Department of Cardiology, AZ Sint-Jan Brugge, Ruddershove 10, Bruges 8000, Belgium.
Faculty of Medicine, Université Libre de Bruxelles (ULB), Brussels, Belgium.
Europace. 2021 Jun 7;23(6):861-867. doi: 10.1093/europace/euaa383.
Catheter ablation of paroxysmal atrial fibrillation (AF) reduces AF recurrence, AF burden, and improves quality of life. Data on clinical and procedural predictors of arrhythmia recurrence are scarce and are flawed by the high rate of pulmonary vein reconnection evidenced during repeat procedures after pulmonary vein isolation (PVI). In this study, we identified clinical and procedural predictors for AF recurrence 1 year after CLOSE-guided PVI, as this strategy has been associated with an increased PVI durability.

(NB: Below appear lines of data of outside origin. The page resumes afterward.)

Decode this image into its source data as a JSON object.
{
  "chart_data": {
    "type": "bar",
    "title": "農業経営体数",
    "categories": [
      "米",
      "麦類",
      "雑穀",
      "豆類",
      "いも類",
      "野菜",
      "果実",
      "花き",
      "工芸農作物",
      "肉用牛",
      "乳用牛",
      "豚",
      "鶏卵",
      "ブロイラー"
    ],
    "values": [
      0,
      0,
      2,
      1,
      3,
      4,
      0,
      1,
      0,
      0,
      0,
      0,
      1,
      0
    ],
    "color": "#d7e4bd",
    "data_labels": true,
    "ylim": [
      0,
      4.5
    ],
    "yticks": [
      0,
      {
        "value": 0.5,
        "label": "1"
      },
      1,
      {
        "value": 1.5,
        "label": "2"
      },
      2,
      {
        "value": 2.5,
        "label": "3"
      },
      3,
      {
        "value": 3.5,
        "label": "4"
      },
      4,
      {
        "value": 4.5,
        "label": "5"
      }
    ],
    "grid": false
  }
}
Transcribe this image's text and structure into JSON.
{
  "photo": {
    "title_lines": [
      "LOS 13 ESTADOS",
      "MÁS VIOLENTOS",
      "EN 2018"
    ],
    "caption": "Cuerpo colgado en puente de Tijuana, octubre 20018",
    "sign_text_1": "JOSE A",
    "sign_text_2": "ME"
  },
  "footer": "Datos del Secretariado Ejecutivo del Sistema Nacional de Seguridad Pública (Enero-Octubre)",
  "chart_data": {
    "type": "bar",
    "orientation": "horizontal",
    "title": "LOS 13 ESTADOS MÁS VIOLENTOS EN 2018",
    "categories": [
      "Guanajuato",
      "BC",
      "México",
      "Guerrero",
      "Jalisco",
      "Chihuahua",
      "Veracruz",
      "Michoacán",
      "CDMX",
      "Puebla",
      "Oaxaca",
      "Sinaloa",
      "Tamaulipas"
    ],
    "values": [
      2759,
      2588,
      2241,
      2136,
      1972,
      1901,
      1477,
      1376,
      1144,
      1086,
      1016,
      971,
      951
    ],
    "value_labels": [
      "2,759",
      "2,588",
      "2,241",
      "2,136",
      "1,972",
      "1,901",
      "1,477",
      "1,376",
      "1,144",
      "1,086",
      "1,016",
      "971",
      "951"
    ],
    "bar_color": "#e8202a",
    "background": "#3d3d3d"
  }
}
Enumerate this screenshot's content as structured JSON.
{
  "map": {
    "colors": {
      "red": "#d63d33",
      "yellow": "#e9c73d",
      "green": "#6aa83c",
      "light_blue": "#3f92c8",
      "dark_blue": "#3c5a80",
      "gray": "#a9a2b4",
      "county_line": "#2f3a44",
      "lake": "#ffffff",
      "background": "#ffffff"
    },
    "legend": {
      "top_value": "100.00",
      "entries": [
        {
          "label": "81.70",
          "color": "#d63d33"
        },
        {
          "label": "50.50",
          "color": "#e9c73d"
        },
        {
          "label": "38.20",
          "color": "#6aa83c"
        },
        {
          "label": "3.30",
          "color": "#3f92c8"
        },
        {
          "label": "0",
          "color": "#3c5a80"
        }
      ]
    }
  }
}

Patients with paroxysmal AF, who received CLOSE-guided PVI and who participated in a prospective trial in our centre, were included in this study. Uni- and multivariate models were plotted to find clinical and procedural predictors for AF recurrence within 1 year. Three hundred twenty-five patients with a mean age of 63 years (CHA2DS2VASc 1 [1-3], left atrium diameter 41 ± 6 mm) were included. About 60.9% were male individuals. After 1 year, AF recurrence occurred in 10.5% of patients. In a binary logistic regression analysis, the diagnosis-to-ablation time (DAT) was found to be the strongest predictor of AF recurrence (P = 0.011). Diagnosis-to-ablation time ≥1 year was associated with a nearly two-fold increased risk for developing AF recurrence.
The DAT is the most important predictor of arrhythmia recurrence in low-risk patients treated with durable pulmonary vein isolation for paroxysmal AF. Whether reducing the DAT could improve long-term outcomes should be investigated in another trial.
导管消融阵发性心房颤动(房颤)可降低房颤复发率、房颤负担,并改善生活质量。关于心律失常复发的临床和程序预测因素的数据很少,并且受到重复肺静脉隔离(PVI)后肺静脉再连接率高的证据所影响。在这项研究中,我们确定了 CLOSE 指导下 PVI 后 1 年内房颤复发的临床和程序预测因素,因为这种策略与 PVI 耐久性增加有关。
本研究纳入了接受 CLOSE 指导下 PVI 并参加我们中心前瞻性试验的阵发性房颤患者。绘制单变量和多变量模型,以寻找 1 年内房颤复发的临床和程序预测因素。共纳入 325 名平均年龄 63 岁(CHA2DS2VASc 1 [1-3],左心房直径 41±6mm)的患者,其中约 60.9%为男性。1 年后,10.5%的患者发生房颤复发。在二项逻辑回归分析中,诊断到消融时间(DAT)被发现是房颤复发的最强预测因素(P=0.011)。DAT≥1 年与发生房颤复发的风险增加近两倍相关。
在接受持久的肺静脉隔离治疗阵发性房颤的低危患者中,DAT 是心律失常复发的最重要预测因素。是否减少 DAT 可以改善长期结果,应在另一项试验中进行研究。